Chief Executive Officer, Freddie Mac
Excerpt from remarks to Boston College’s Chief Executives’ Club of Boston
October 26, 2011
TAKEAWAY: SIX GUIDING PRINCIPLES
Despite the fact that we don’t directly lobby, we don’t directly advocate, we do have a point of view with regard to some general principles that we think policymakers and the country ought to think about as they are thinking about the future of the housing finance market, and I’d like to enunciate those six principles that we think are important and need to be part of whatever decision we make with regard to the future of the housing finance system. Let me tick off those six principles.

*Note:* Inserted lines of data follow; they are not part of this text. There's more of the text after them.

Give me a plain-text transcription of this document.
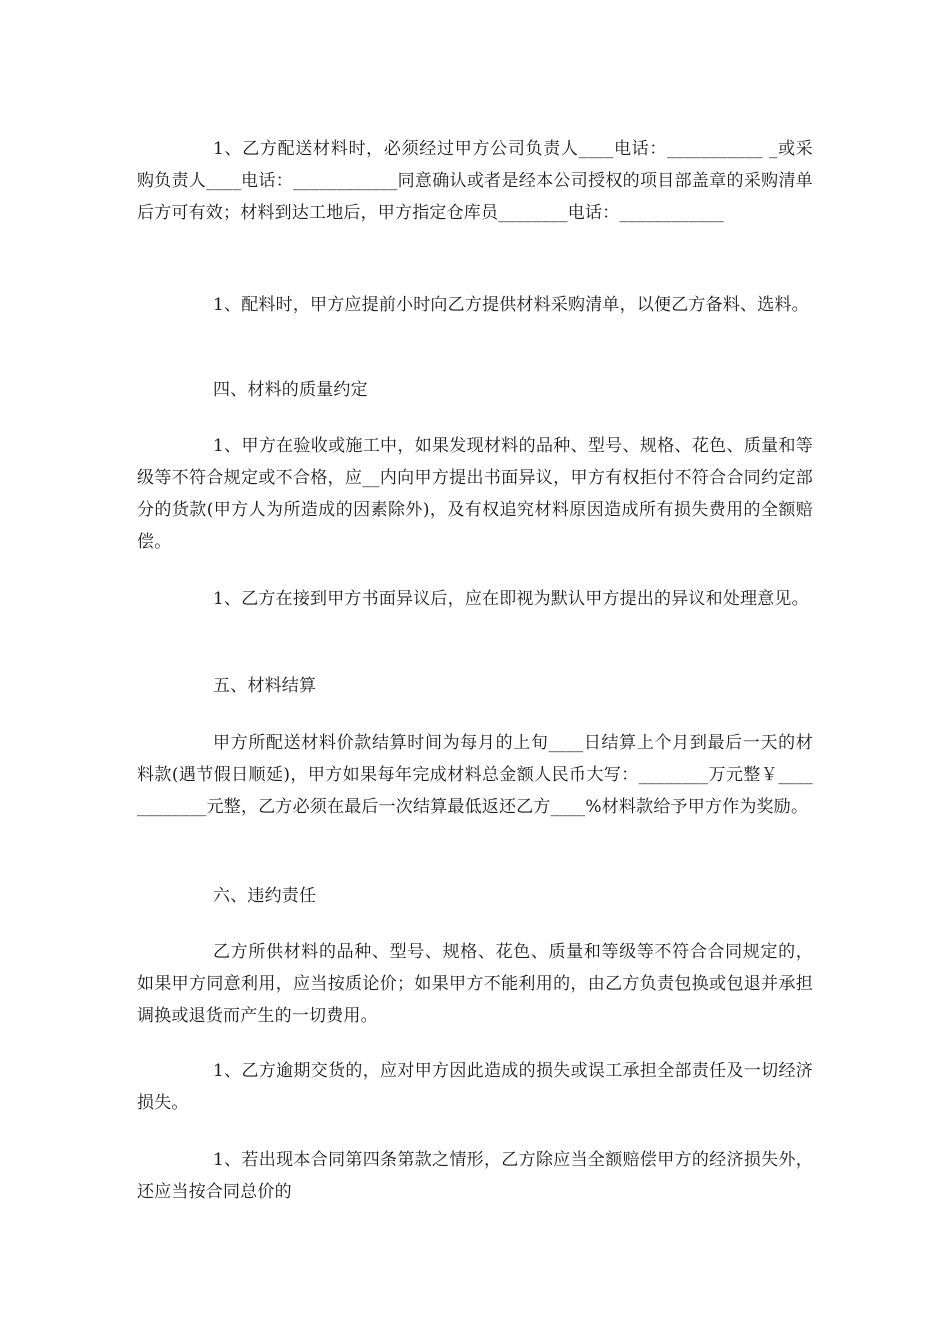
1、乙方配送材料时，必须经过甲方公司负责人____电话：___________ _或采购负责人____电话：____________同意确认或者是经本公司授权的项目部盖章的采购清单后方可有效；材料到达工地后，甲方指定仓库员________电话：____________

1、配料时，甲方应提前小时向乙方提供材料采购清单，以便乙方备料、选料。

四、材料的质量约定

1、甲方在验收或施工中，如果发现材料的品种、型号、规格、花色、质量和等级等不符合规定或不合格，应__内向甲方提出书面异议，甲方有权拒付不符合合同约定部分的货款(甲方人为所造成的因素除外)，及有权追究材料原因造成所有损失费用的全额赔偿。

1、乙方在接到甲方书面异议后，应在即视为默认甲方提出的异议和处理意见。

五、材料结算

甲方所配送材料价款结算时间为每月的上旬____日结算上个月到最后一天的材料款(遇节假日顺延)，甲方如果每年完成材料总金额人民币大写：________万元整￥____________元整，乙方必须在最后一次结算最低返还乙方____%材料款给予甲方作为奖励。

六、违约责任

乙方所供材料的品种、型号、规格、花色、质量和等级等不符合合同规定的，如果甲方同意利用，应当按质论价；如果甲方不能利用的，由乙方负责包换或包退并承担调换或退货而产生的一切费用。

1、乙方逾期交货的，应对甲方因此造成的损失或误工承担全部责任及一切经济损失。

1、若出现本合同第四条第款之情形，乙方除应当全额赔偿甲方的经济损失外，还应当按合同总价的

The first principle won’t surprise you, and that is that we believe that private capital, rather than government, should represent a far greater portion of the market than today. We believe that there is a role for government, but not 90 percent. We’ve got to change that market share. We think it’s essential to the market to attract more private capital for there to be a healthy, sustainable housing finance market.
The second principle is that we need liquidity. We need a liquid residential mortgage market. Liquidity leads to a larger market, more availability, as well as lower costs. In order to have a liquid market, it requires great transparency both for investors and for borrowers.
One source of the liquidity in today’s market is the TBA market, the to-be-announced market. This is a remarkable innovation that makes our mortgage markets work and be liquid, and allows a lender to lock in a mortgage for 60 or even 90 days ahead. And we would hope that would be part of any future housing finance system.
The third principle is that we need a stable residential mortgage market. For this, we need major countercyclical influences in the market. These influences, these countercyclical influences, have been a vital part of how we as a country have dealt with the housing crisis during this recent period. They are key for a stable mortgage market that doesn’t dry up at the time it’s needed most.
The fourth principle is that we need widespread availability of sound mortgage products, including—maybe not exclusively, but including—long-term fixed rate mortgages. Widespread availability of a wide range of products, but particularly, long-term fixed rate mortgages. Families and lenders need continuous access to such products across a full range of geographic areas and communities. We also have to have this widespread availability for the multifamily market.
The fifth principle is that lenders of all types and sizes should have equal access to the secondary market. We don’t want market power concentrated in a few institutions. Abundance and diversity of choices benefit consumers. It’s important for the market to allow for innovation and new entrants.
And the sixth and final principle is that once the policymakers make their decision, the transition to the new structure must be gradual and carefully monitored. We must be careful not to do harm to borrowers or investors as we transition to that new structure.
So those are the six principles. Private capital needs to come back. It needs to be liquid. It needs to be stable. There needs to be widespread availability. There needs to be equal access. And there needs to be a gradual transition when we come up with the answer.